No matter what I did, no matter how I strained, held back, or mimicked the successful approach of others, my best never felt like enough. And it was exhausting- not because I didn’t care, but because I cared so deeply. I wanted to be the best. I needed to be the best in order to feel worthy. I believed that only the best was “good enough.”
For me, this belief was my most deeply rooted limitation. And I will never forget the moment it came to light in a PSYCH-K session with a facilitator that I was seeing down under. When I shared my origin story with him he picked up on it immediately. Third and final daughter in the family, and your Dad wanted a boy? It seems like you let them down from the moment you were born. From your first breath, you could not ever be enough.
Of course this realization struck me hard. It was absolutely true and I could feel it deep inside. It hurt, but it was the beginning of my most profound healing. When we have these deep truths left uncovered, they don’t heal. When we actively hide or deny them, we continue to give them power. I was done with giving my past and my conditioning all the power over my life, so I allowed it to hurt. I accepted that this heavy burden I carried was not given to me intentionally. In fact, I only knew the story because my Mom shared it with me as a testimony to how lucky they were to have ME (we wanted a boy, but now we have you, and wouldn’t have it any other way). But that isn’t what stuck with me. The thing that stuck was that I had let them down. I wasn’t enough, and I would spend a good part of the first part of my life trying to prove otherwise.
Sometimes we can uncover these origin stories on our own. Sometimes they can be too obvious (or subtle) for us to recognize. If you have gone through the work of unpacking the origin of your limiting beliefs, and you know what they are, but you don’t know what to do with it- I’m glad you’re here. Because knowing the origin of your pain is only the beginning of your healing. It is what you do next with it that will either spin your life around as you overcome it, or further reinforce the story you have been telling yourself as you continue to own it.

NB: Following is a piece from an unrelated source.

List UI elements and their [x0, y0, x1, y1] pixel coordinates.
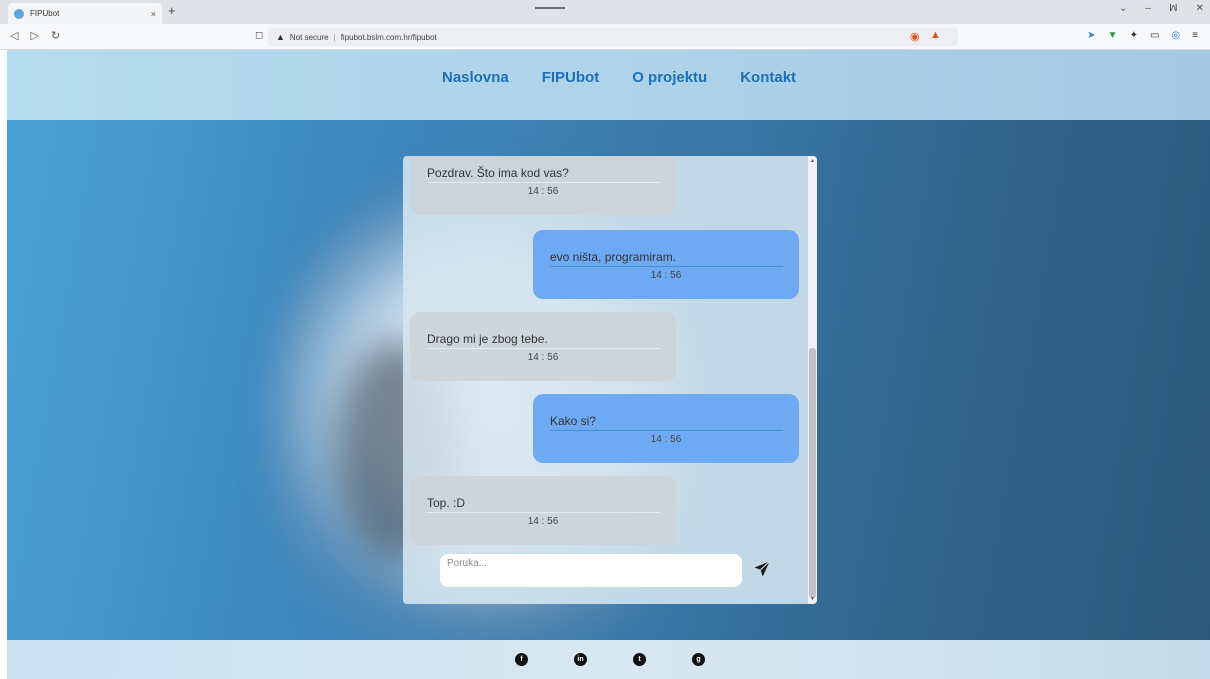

Once I realized the origin of the constant comparisons I subjected myself to, I felt empowered to overcome it. The belief that I wasn’t enough started for me when I was a perfect innocent and beautiful little baby. It caused me to dim my light in my childhood and adolescent and constantly strive to be like other people. I was always trying to not be me, and that has not served me well. But now, having recognized the need to change and ignited the desire to integrate a new set of beliefs for myself, I went to work reprogramming my subconscious mind to reflect my new understanding.
I balanced for the following beliefs:
- I am a perfectly created and Divine being.
- I love and accept myself, exactly as I am.
- I love and accept the path I am on.
- I trust in God's perfect plan for my life.
- I forgive myself for the mistakes that I have made, and I learn from them.
- I give myself permission to grow, change, and heal.
Are you ready to change the part of your origin story that no longer serves you? Are you ready to access the change that you desire in your life? Comment below to share how you are integrating these types of changes. And if you could use some support getting started, please reach out! You can move past major hurdles sometimes in a single session.
The truth is that you ARE enough. You are more than enough (and not too much- don't be a victim to that sort of talk either!), you just might need a little help really trusting and believing it, but once you do you will have had enough of this idea of not being enough!